13. The medium of claim 1, the operations comprising:

receiving feedback from a second DSMB member with unstructured hand drawn annotations entered with a stylus on a tablet computer; and

inferring a structured representation of the unstructured hand drawn annotations.

14. The medium of claim 1, the operations comprising:

providing a portal on client computing devices of members of the DSMB through which DSMB members can view information about the clinical trial, provide comments, and vote.

15. The medium of claim 14, wherein the portal provides workflow management for the DSMB.

16. The medium of claim 1, the operations comprising:

generating a plurality of visualizations of the clinical trial data;

receiving a first set of hand-drawn, unstructured annotations on at least some of the visualizations from a first subset of members of the DSMB;

receiving a second set of structured annotations typed into a text input associated with at least some of the visualizations from a second subset of members of the DSMB; and

causing a user interface to be presented to the DSMB that includes both the first set of annotations in structured form and the second set of annotations.

17. The medium of claim 1, the operations comprising:

obtaining and storing minutes of a periodic meeting of the DSMB.

18. The medium of claim 17, the operations comprising:

generating the minutes with a language model based on audio or audio transcripts of the meeting of the DSMB formed with a speech-to-text model.

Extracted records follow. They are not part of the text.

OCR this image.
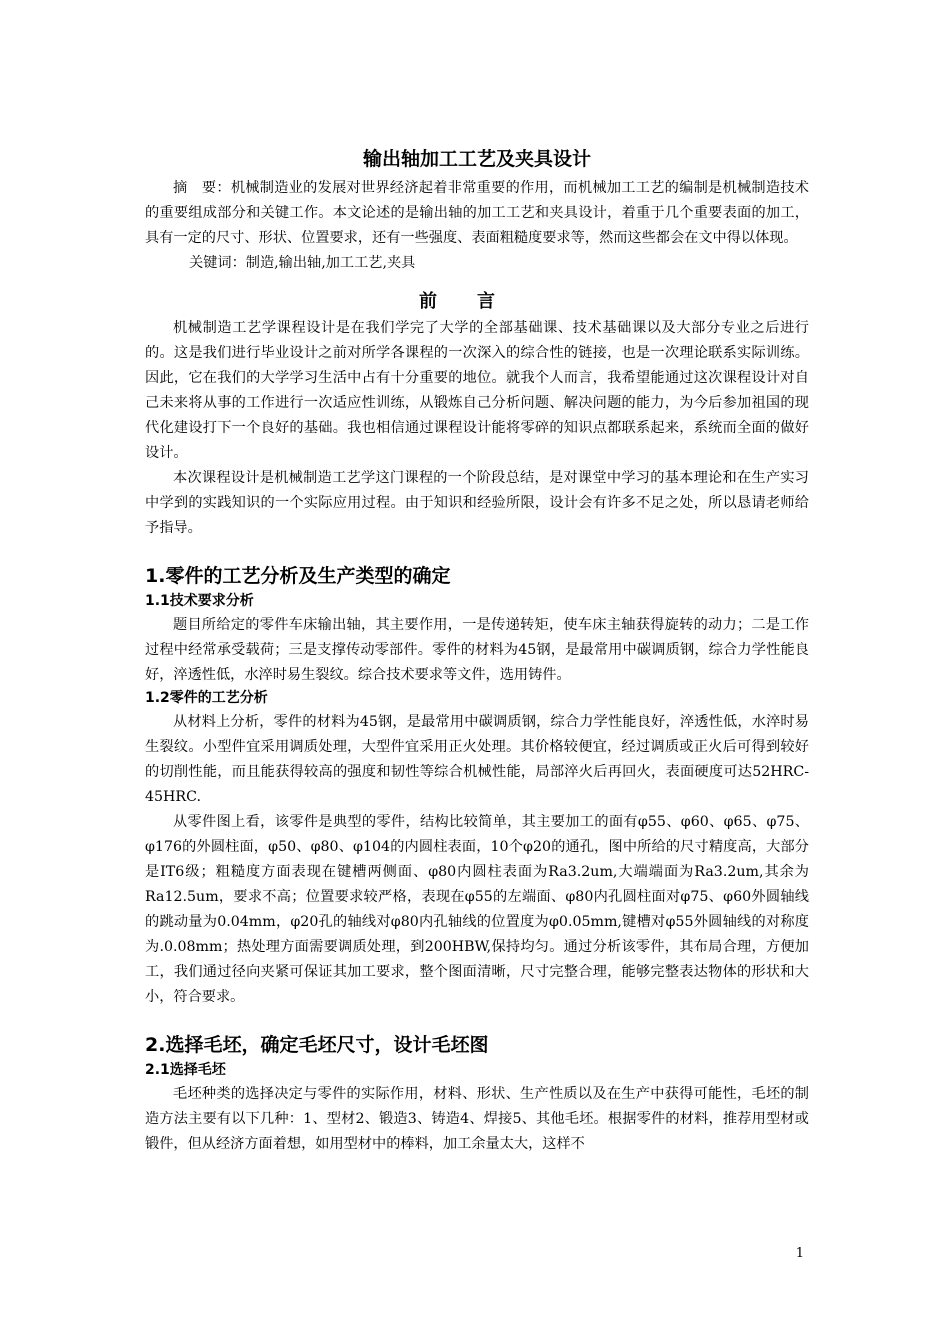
输出轴加工工艺及夹具设计

摘　要：机械制造业的发展对世界经济起着非常重要的作用，而机械加工工艺的编制是机械制造技术的重要组成部分和关键工作。本文论述的是输出轴的加工工艺和夹具设计，着重于几个重要表面的加工，具有一定的尺寸、形状、位置要求，还有一些强度、表面粗糙度要求等，然而这些都会在文中得以体现。

关键词：制造,输出轴,加工工艺,夹具

前言

机械制造工艺学课程设计是在我们学完了大学的全部基础课、技术基础课以及大部分专业之后进行的。这是我们进行毕业设计之前对所学各课程的一次深入的综合性的链接，也是一次理论联系实际训练。因此，它在我们的大学学习生活中占有十分重要的地位。就我个人而言，我希望能通过这次课程设计对自己未来将从事的工作进行一次适应性训练，从锻炼自己分析问题、解决问题的能力，为今后参加祖国的现代化建设打下一个良好的基础。我也相信通过课程设计能将零碎的知识点都联系起来，系统而全面的做好设计。

本次课程设计是机械制造工艺学这门课程的一个阶段总结，是对课堂中学习的基本理论和在生产实习中学到的实践知识的一个实际应用过程。由于知识和经验所限，设计会有许多不足之处，所以恳请老师给予指导。

1.零件的工艺分析及生产类型的确定
1.1技术要求分析

题目所给定的零件车床输出轴，其主要作用，一是传递转矩，使车床主轴获得旋转的动力；二是工作过程中经常承受载荷；三是支撑传动零部件。零件的材料为45钢，是最常用中碳调质钢，综合力学性能良好，淬透性低，水淬时易生裂纹。综合技术要求等文件，选用铸件。

1.2零件的工艺分析

从材料上分析，零件的材料为45钢，是最常用中碳调质钢，综合力学性能良好，淬透性低，水淬时易生裂纹。小型件宜采用调质处理，大型件宜采用正火处理。其价格较便宜，经过调质或正火后可得到较好的切削性能，而且能获得较高的强度和韧性等综合机械性能，局部淬火后再回火，表面硬度可达52HRC-45HRC.

从零件图上看，该零件是典型的零件，结构比较简单，其主要加工的面有φ55、φ60、φ65、φ75、φ176的外圆柱面，φ50、φ80、φ104的内圆柱表面，10个φ20的通孔，图中所给的尺寸精度高，大部分是IT6级；粗糙度方面表现在键槽两侧面、φ80内圆柱表面为Ra3.2um,大端端面为Ra3.2um,其余为Ra12.5um，要求不高；位置要求较严格，表现在φ55的左端面、φ80内孔圆柱面对φ75、φ60外圆轴线的跳动量为0.04mm，φ20孔的轴线对φ80内孔轴线的位置度为φ0.05mm,键槽对φ55外圆轴线的对称度为.0.08mm；热处理方面需要调质处理，到200HBW,保持均匀。通过分析该零件，其布局合理，方便加工，我们通过径向夹紧可保证其加工要求，整个图面清晰，尺寸完整合理，能够完整表达物体的形状和大小，符合要求。

2.选择毛坯，确定毛坯尺寸，设计毛坯图
2.1选择毛坯

毛坯种类的选择决定与零件的实际作用，材料、形状、生产性质以及在生产中获得可能性，毛坯的制造方法主要有以下几种：1、型材2、锻造3、铸造4、焊接5、其他毛坯。根据零件的材料，推荐用型材或锻件，但从经济方面着想，如用型材中的棒料，加工余量太大，这样不

1
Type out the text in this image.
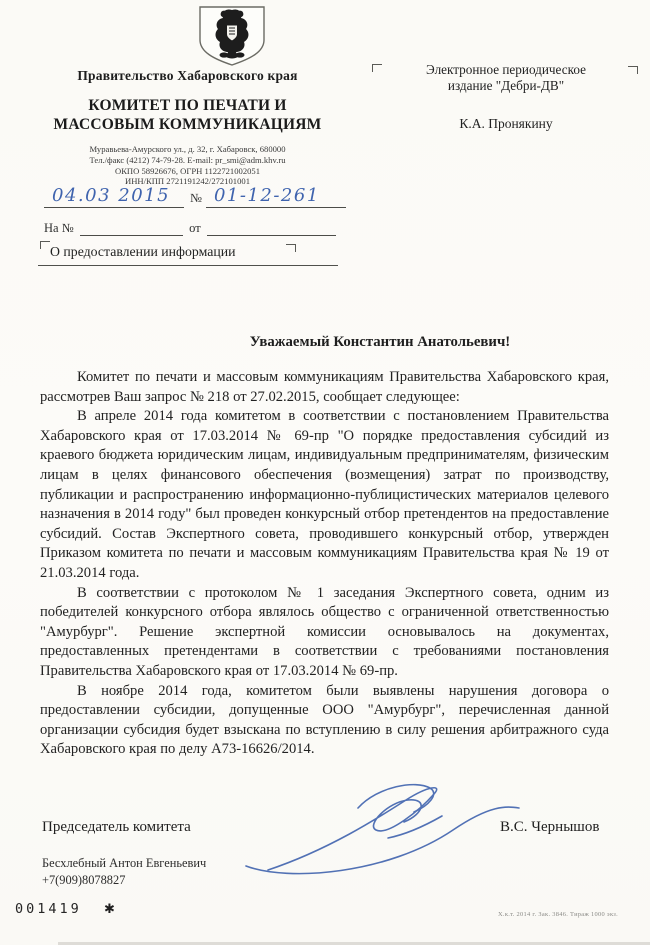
Правительство Хабаровского края
КОМИТЕТ ПО ПЕЧАТИ И
МАССОВЫМ КОММУНИКАЦИЯМ
Муравьева-Амурского ул., д. 32, г. Хабаровск, 680000
Тел./факс (4212) 74-79-28. E-mail: pr_smi@adm.khv.ru
ОКПО 58926676, ОГРН 1122721002051
ИНН/КПП 2721191242/272101001
04.03 2015	№ 01-12-261
На №	от
О предоставлении информации
Электронное периодическое
издание "Дебри-ДВ"
К.А. Пронякину
Уважаемый Константин Анатольевич!

Комитет по печати и массовым коммуникациям Правительства Хабаровского края, рассмотрев Ваш запрос № 218 от 27.02.2015, сообщает следующее:

В апреле 2014 года комитетом в соответствии с постановлением Правительства Хабаровского края от 17.03.2014 № 69-пр "О порядке предоставления субсидий из краевого бюджета юридическим лицам, индивидуальным предпринимателям, физическим лицам в целях финансового обеспечения (возмещения) затрат по производству, публикации и распространению информационно-публицистических материалов целевого назначения в 2014 году" был проведен конкурсный отбор претендентов на предоставление субсидий. Состав Экспертного совета, проводившего конкурсный отбор, утвержден Приказом комитета по печати и массовым коммуникациям Правительства края № 19 от 21.03.2014 года.

В соответствии с протоколом № 1 заседания Экспертного совета, одним из победителей конкурсного отбора являлось общество с ограниченной ответственностью "Амурбург". Решение экспертной комиссии основывалось на документах, предоставленных претендентами в соответствии с требованиями постановления Правительства Хабаровского края от 17.03.2014 № 69-пр.

В ноябре 2014 года, комитетом были выявлены нарушения договора о предоставлении субсидии, допущенные ООО "Амурбург", перечисленная данной организации субсидия будет взыскана по вступлению в силу решения арбитражного суда Хабаровского края по делу А73-16626/2014.

Председатель комитета	В.С. Чернышов
Бесхлебный Антон Евгеньевич
+7(909)8078827
001419 ✱	Х.к.т. 2014 г. Зак. 3846. Тираж 1000 экз.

19. The medium of claim 1, the operations comprising:

grouping the patients into subgroups with a clustering algorithm;

generating profiles of each of at least some of the subgroups with a language model; and

causing the profiles to be presented to the DSMB.

20. A method, comprising:

accessing, with a computer system, clinical trial data of an ongoing clinical trial that is not yet complete, the clinical trial having a plurality of treatment groups and a plurality of patients in the treatment groups;

detecting, with the computer system, with an anomaly detection model, an anomaly in the clinical trial data for a first patient, the anomaly corresponding to a first patient among the plurality of patients;

in response to detecting the anomaly, with the computer system, classifying the first patient as anomalous in the trial;

generating, with the computer system, by an artificial intelligence model, a candidate explanation for the detected anomaly by designating data in a record for the first patient as potentially correlated with the anomaly; and

causing, with the computer system, the anomaly and the candidate explanation to be presented to a data safety monitoring board (“DSMB”) of the clinical trial.